Al Qaida n’a pas de but politique précis pour l’Irak, autre que d’en faire une terre
brulée et d’y piéger les Américains, parce qu’il est clair que si les violences continuent
au rythme actuel, les Etats Unis en pourront pas rester les bras croisés. Et c’est
probablement l’unique objectif d’Al Qaida : de mettre en échec les Etats Unis dans
ce qui devait être à l’origine le modèle de démocratie arabe pour les autres pays
de la région ».
Le Pentagone a annoncé la semaine dernière avoir soumis au
vote du Congrès plusieurs contrats d’armement passé avec le gouvernement irakien.
L’équivalent de 5 milliards de dollars de vente d’armes. « Les Etats Unis investissent
énormément en Irak, en argent et en armement, parce qu’il est très important pour
eux que le système politique qu’ils ont fondé ne s’effondre pas.
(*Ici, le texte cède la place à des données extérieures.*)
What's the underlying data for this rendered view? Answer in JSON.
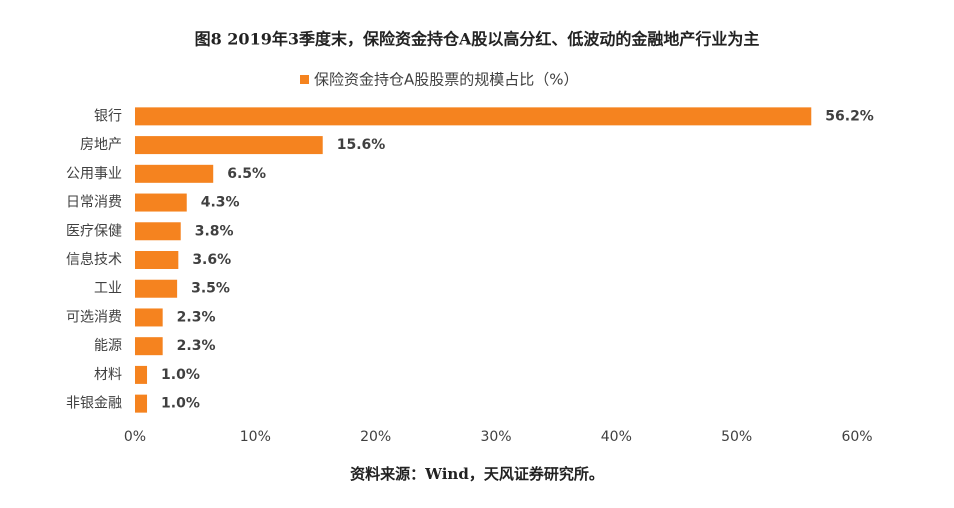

Il y a véritablement
un risque et ce serait un véritable revers ». Cet investissement est toutefois pour
le spécialiste de l’Irak « un aveu d’impuissance parce que le problème n’est pas militaire
et qu’il n’y a rien de plus facile que de posé des bombes. »
L’importance
du gouvernement en place
Si le gouvernement chutait, ce serait « un retour
à la case zéro pour les Américains. La preuve que « leur occupation, leur guerre et
leurs interventions se termine par un échec flagrant et sanglant, un échec politique
que Al Qaida recherchent et ce sera le signal qu’il n’y a pas d’autres lois que la
violence pour se protéger. C’est le cas des chiites qui ne savent plus à quel saint
se vouer pour être protégés, même leur propre gouvernement et dirigeants religieux
semblent incapables de mettre un terme à cette spirale de la violence.